Uncanny Magazine: I love the way this story unfolds, getting darker as it goes. What was your starting point or inspiration for this story? Did you already know the ending when you started drafting?
Rati Mehrotra: My starting point was the main character. I wanted to write a person with the same long COVID symptoms I have, because I haven’t yet seen them reflected in speculative short fiction. From there, the character took a life of her own. I could see the slow crumbling of the walls she’d built around herself. That said, I did not visualize the ending until I actually wrote it—a process that took several months.
Uncanny Magazine: One focus in this story is relationships, both familial and romantic. What are some of your favorite fictional relationships (of any type, in any medium)?
Rati Mehrotra: My favorite fictional relationships are found families. One of the sweetest such examples I know of is the family formed by the characters of the Chinese television series The Sleuth of the Ming Dynasty. There is the sleuth himself—a foodie and a government official—his guard-cum-cook boyfriend, their brilliant maidservant, a rakish doctor, and the sleuth’s divorced older sister. The show is filled with scenes of them performing acts of service for each other, saving each other, cooking, and eating dinner together. I love it.
Uncanny Magazine: Do you put Easter eggs in your stories? Are there any references in “Men with Tails” that you want to call attention to?
Rati Mehrotra: I love Easter eggs! And yes, there is indeed one in this story.
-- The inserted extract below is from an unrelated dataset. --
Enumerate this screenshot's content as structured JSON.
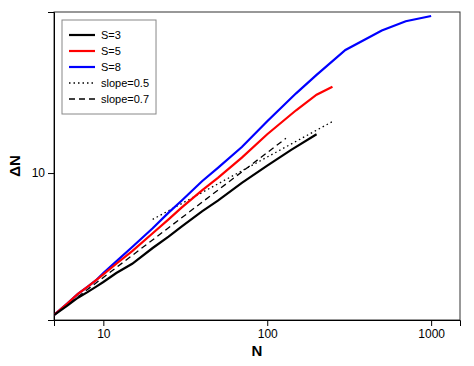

I would like to draw attention to the second-last diary entry, which is not, as may appear at first glance, gibberish, but a coded entry. I used a simple substitution cipher followed by some manual substitutions of my own. I thought it would be fun to leave something extra for readers to decipher, if they should wish.
Uncanny Magazine: This story is structured as a series of dated entries and also has lists, poems, and footnotes. What was your favorite part of writing in this structure? What was the most challenging thing?
Rati Mehrotra: I enjoyed every aspect of writing in this structure, particularly the footnotes and the terrible poems. My biggest challenge was preventing the footnotes from taking over the story, which they threatened to do in an earlier draft.
Uncanny Magazine: What are some of your literary influences? What’s something you read recently and loved?
Rati Mehrotra: Gene Wolfe comes to mind. I adore his work, and the way he explores themes of identity, memory, and colonialism from the perspective of narrators who are often unreliable. We are all unreliable narrators of our own lives, after all. Perhaps that is why his work resonates so strongly with me. I particularly recommend The Book of the New Sun, The Fifth Head of Cerberus, and the Soldier series.
As for recent reads, I just finished Absolution, the latest installment in Jeff VanderMeer’s Southern Reach series, and enjoyed it very much.
Uncanny Magazine: What are you working on next?
Rati Mehrotra: I am working—at a glacial pace—on two things: a short story built out of Asian drama tropes, and a cozy secondary world fantasy that I suspect is a novella. Writing has been slow and difficult for me for the past year, so fingers crossed I can finish these in the not-too-distant future.
Uncanny Magazine: Thank you for sharing your thoughts with us!